In a press release, Lt. Gov. Delbert Hosemann made assurances that he is not against modifying or moving away from the MAEP. However, he is not willing to jump the gun on any drastic shift without additional conversations with education leaders and parents.

“We are not married to the current formula. We do, however, believe any appropriation as significant as that which funds our school systems should be vetted and discussed with stakeholders including parents, educators, and the public at large,” Hosemann’s official statement reads. “Studying the issue together, in connection with the Department of Education and our new superintendent, will hopefully result in a new, long-term sustainable formula both chambers can agree on which is good for students and schools.”

First-year House Speaker Jason White was not as gung-ho over the Senate’s decision to kill both the INSPIRE Act and their own proposal to slightly modify and fully fund MAEP as his cross-chamber counterparts were. As a longtime advocate for a new funding formula, White believes he and his fellow representatives were slighted by not being given the chance to openly discuss the matter in conference.

White’s office released the following statement:

“Today, the Senate took an active role to deny an increase of more than $250 million to Mississippi’s K-12 public education system. The House has been willing and open to work with the Senate on their suggestions to move away from the archaic MAEP formula and build a formula that is equitable, fair, and student-centered.

The Senate took the extraordinary and unusual step to kill the INSPIRE Act funding formula prematurely in addition to killing their own attempt to rectify the issues with MAEP. Mississippi’s public school children will be directly impacted by the Senate’s lack of willingness to engage in the debate to address the current broken and flawed formula. By refusing to have meaningful discussion on this issue and enter into the Conference phase of the legislative process, the Senate has moved to preserve the status quo which will result in less funds to public schools and inadequate distribution in an unfair and inequitable manner.

As Speaker of the House, I have clearly communicated with Senate leadership the House position that we have funded MAEP for the last time. As we near the end of the legislative session, the House will continue to look for ways to fund education with a student-centered formula.”

White has held a strong stance throughout the session that he refuses to allocate additional dollars to public education until MAEP is scrapped for a new formula. He believes the House’s plan was a more efficient plan to propel students in both struggling and successful districts.

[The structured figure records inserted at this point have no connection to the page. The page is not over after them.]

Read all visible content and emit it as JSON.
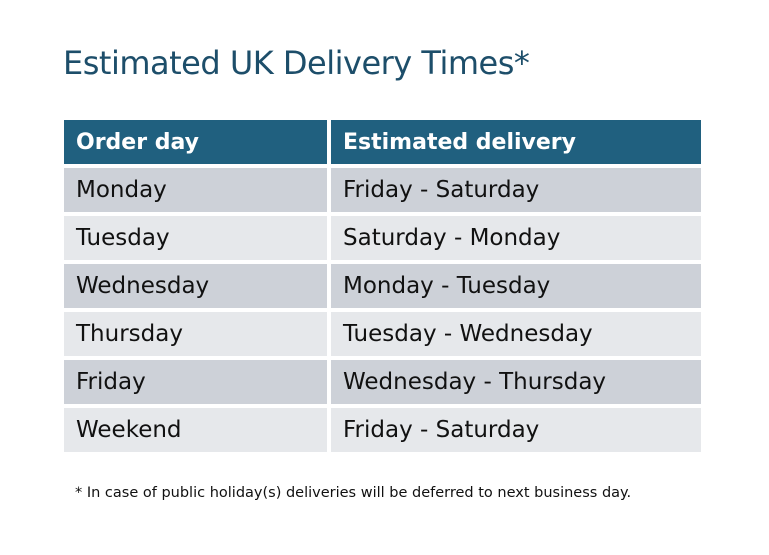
{
  "title": "Estimated UK Delivery Times*",
  "table": {
    "headers": [
      "Order day",
      "Estimated delivery"
    ],
    "rows": [
      [
        "Monday",
        "Friday - Saturday"
      ],
      [
        "Tuesday",
        "Saturday - Monday"
      ],
      [
        "Wednesday",
        "Monday - Tuesday"
      ],
      [
        "Thursday",
        "Tuesday - Wednesday"
      ],
      [
        "Friday",
        "Wednesday - Thursday"
      ],
      [
        "Weekend",
        "Friday - Saturday"
      ]
    ]
  },
  "footnote": "* In case of public holiday(s) deliveries will be deferred to next business day.",
  "colors": {
    "header": "#20607f",
    "title": "#1d4e6a",
    "row_dark": "#cdd1d8",
    "row_light": "#e6e8eb"
  }
}
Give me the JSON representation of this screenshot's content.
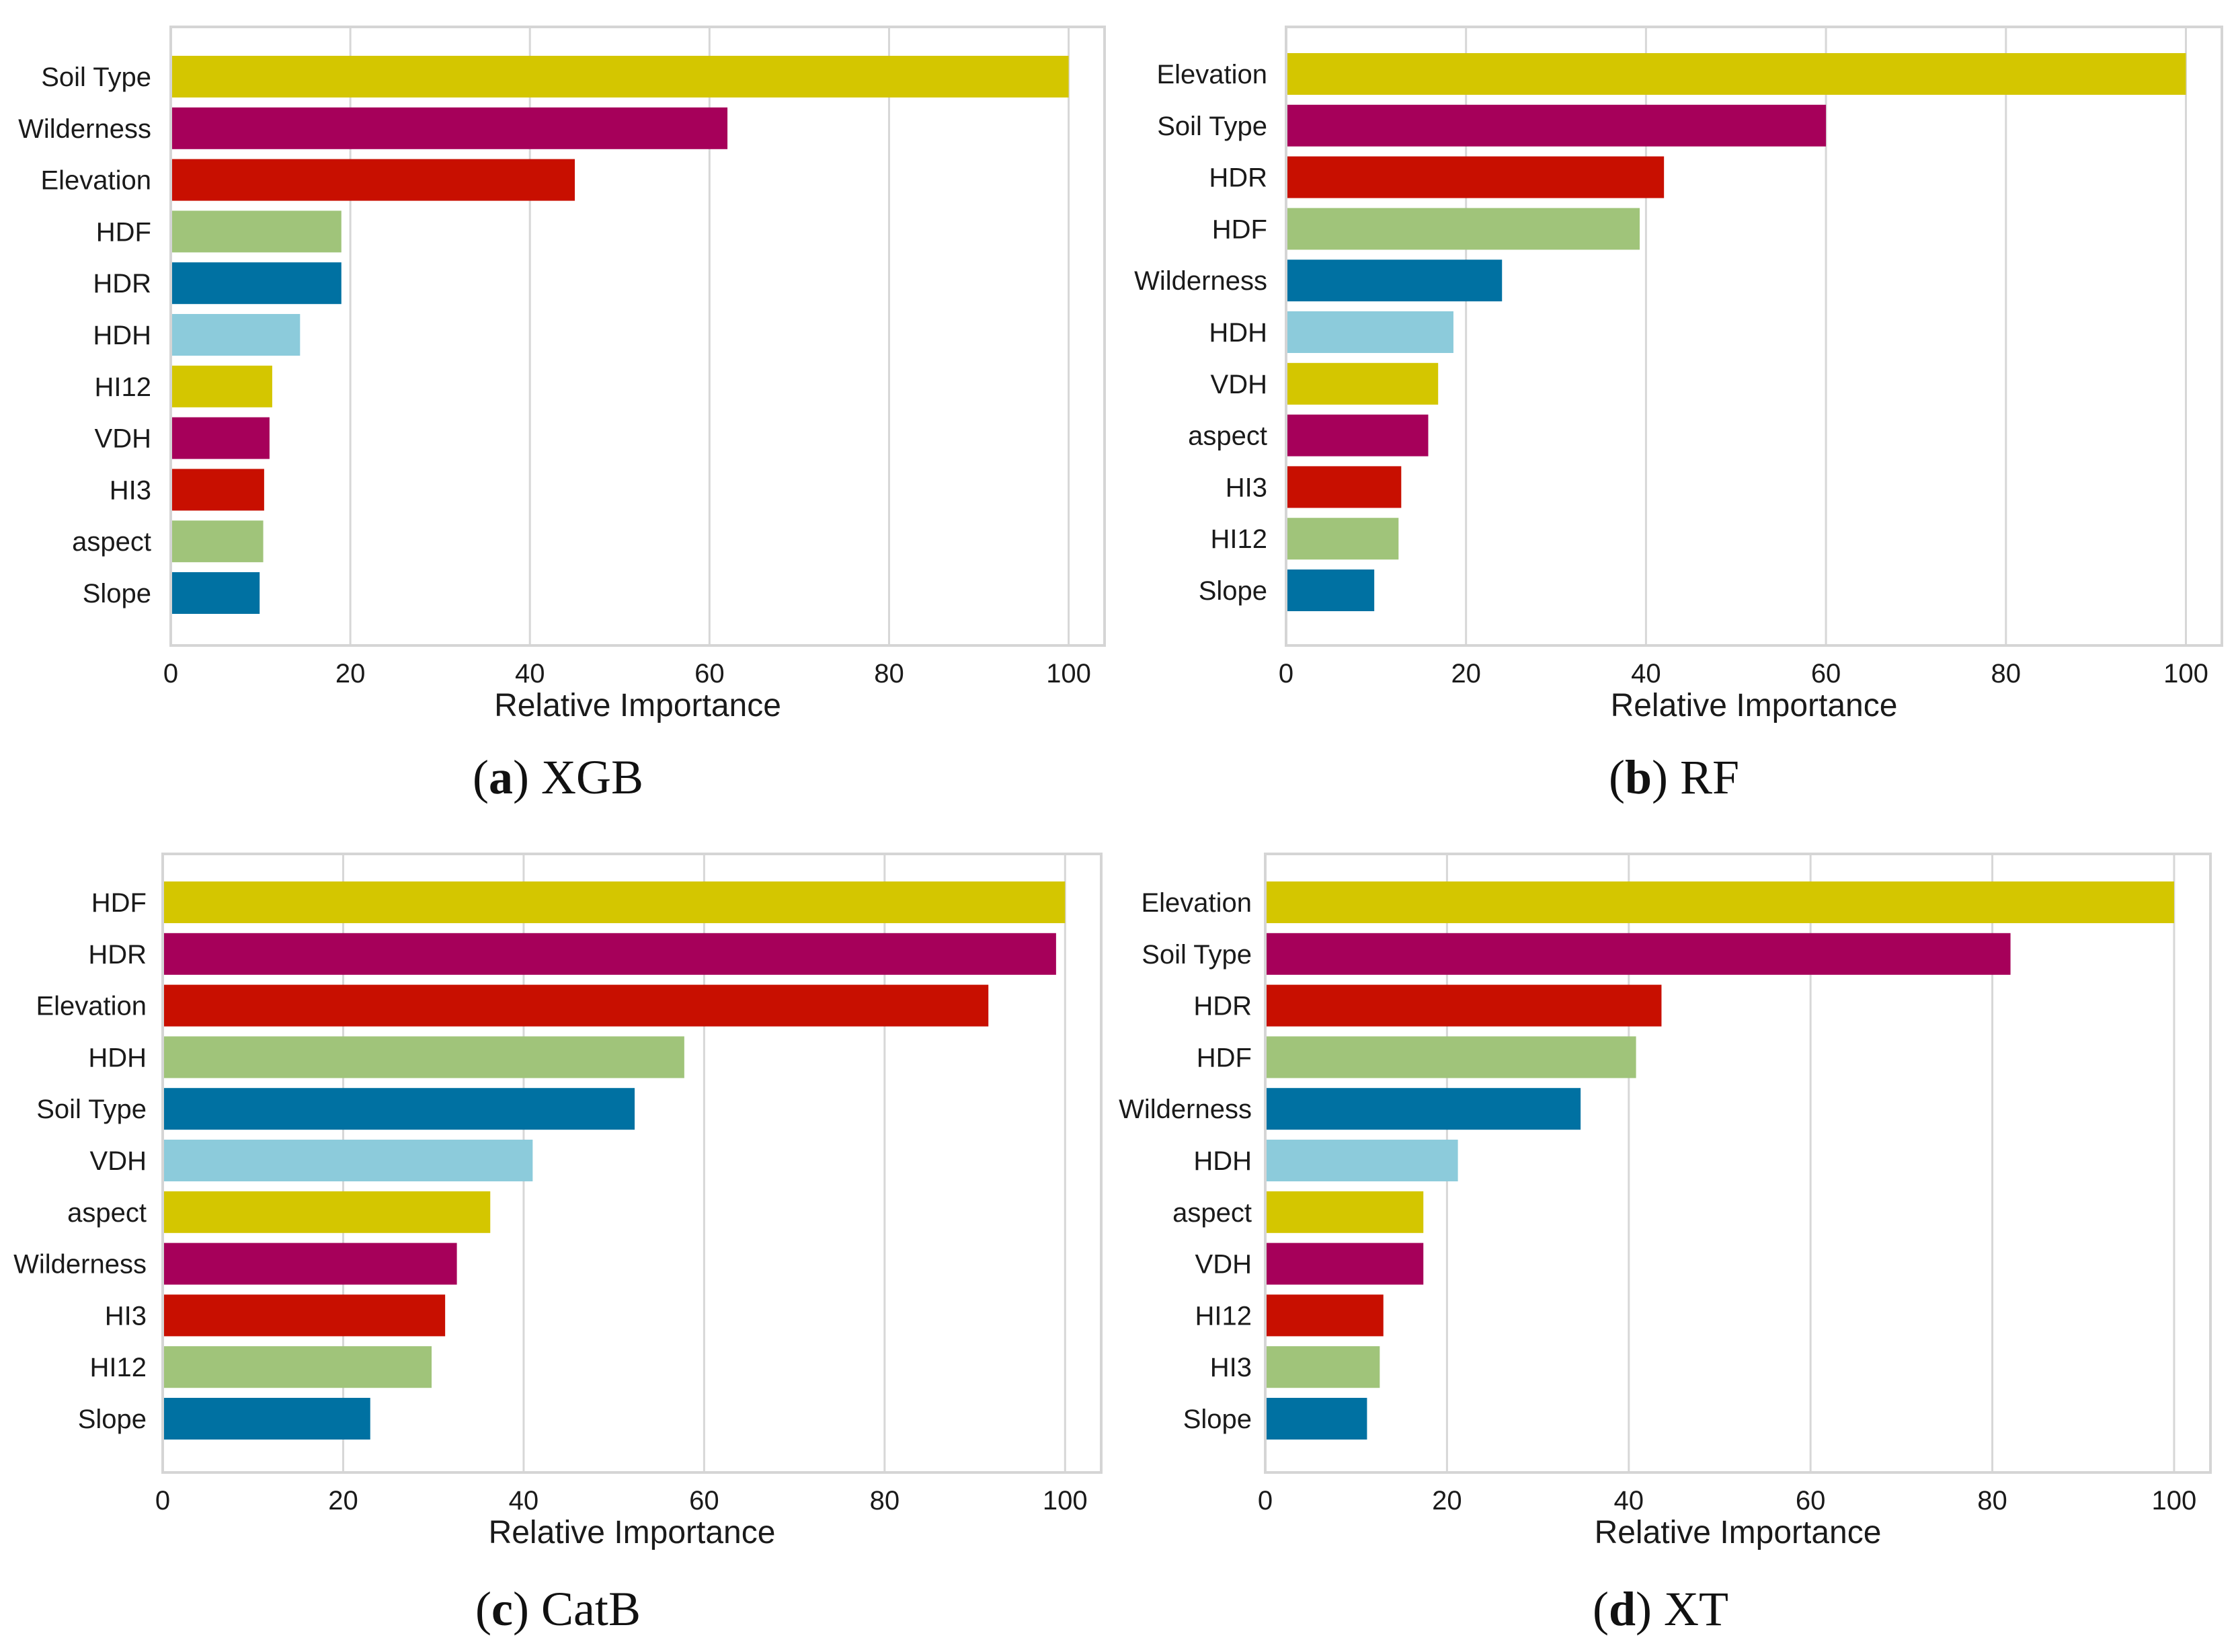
{
  "chart_data": [
    {
      "id": "xgb",
      "type": "bar",
      "orientation": "horizontal",
      "caption_letter": "a",
      "caption_text": "XGB",
      "xlabel": "Relative Importance",
      "xlim": [
        0,
        104
      ],
      "xticks": [
        0,
        20,
        40,
        60,
        80,
        100
      ],
      "grid": true,
      "categories": [
        "Soil Type",
        "Wilderness",
        "Elevation",
        "HDF",
        "HDR",
        "HDH",
        "HI12",
        "VDH",
        "HI3",
        "aspect",
        "Slope"
      ],
      "values": [
        100,
        62,
        45,
        19,
        19,
        14.4,
        11.3,
        11,
        10.4,
        10.3,
        9.9
      ]
    },
    {
      "id": "rf",
      "type": "bar",
      "orientation": "horizontal",
      "caption_letter": "b",
      "caption_text": "RF",
      "xlabel": "Relative Importance",
      "xlim": [
        0,
        104
      ],
      "xticks": [
        0,
        20,
        40,
        60,
        80,
        100
      ],
      "grid": true,
      "categories": [
        "Elevation",
        "Soil Type",
        "HDR",
        "HDF",
        "Wilderness",
        "HDH",
        "VDH",
        "aspect",
        "HI3",
        "HI12",
        "Slope"
      ],
      "values": [
        100,
        60,
        42,
        39.3,
        24,
        18.6,
        16.9,
        15.8,
        12.8,
        12.5,
        9.8
      ]
    },
    {
      "id": "catb",
      "type": "bar",
      "orientation": "horizontal",
      "caption_letter": "c",
      "caption_text": "CatB",
      "xlabel": "Relative Importance",
      "xlim": [
        0,
        104
      ],
      "xticks": [
        0,
        20,
        40,
        60,
        80,
        100
      ],
      "grid": true,
      "categories": [
        "HDF",
        "HDR",
        "Elevation",
        "HDH",
        "Soil Type",
        "VDH",
        "aspect",
        "Wilderness",
        "HI3",
        "HI12",
        "Slope"
      ],
      "values": [
        100,
        99,
        91.5,
        57.8,
        52.3,
        41,
        36.3,
        32.6,
        31.3,
        29.8,
        23
      ]
    },
    {
      "id": "xt",
      "type": "bar",
      "orientation": "horizontal",
      "caption_letter": "d",
      "caption_text": "XT",
      "xlabel": "Relative Importance",
      "xlim": [
        0,
        104
      ],
      "xticks": [
        0,
        20,
        40,
        60,
        80,
        100
      ],
      "grid": true,
      "categories": [
        "Elevation",
        "Soil Type",
        "HDR",
        "HDF",
        "Wilderness",
        "HDH",
        "aspect",
        "VDH",
        "HI12",
        "HI3",
        "Slope"
      ],
      "values": [
        100,
        82,
        43.6,
        40.8,
        34.7,
        21.2,
        17.4,
        17.4,
        13,
        12.6,
        11.2
      ]
    }
  ],
  "palette": [
    "#d4c600",
    "#a6005a",
    "#c80f00",
    "#a0c47a",
    "#0071a2",
    "#8ccbdb",
    "#d4c600",
    "#a6005a",
    "#c80f00",
    "#a0c47a",
    "#0071a2"
  ],
  "frame_color": "#d5d5d5",
  "grid_color": "#d7d7d7"
}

Opponents of MAEP, such as White, have long argued that the formula is flawed and does not put the interests of pupils first. That being said, the INSPIRE Act has not been floated around the Capitol without attracting critics as some contend the plan does not include an objective formula to provide direct funding for everyday operations at public schools.

Lawmakers will be forced to either come to a compromise or leave public education hanging out to dry as budget discussions loom with the state’s upcoming fiscal year set to begin on July 1.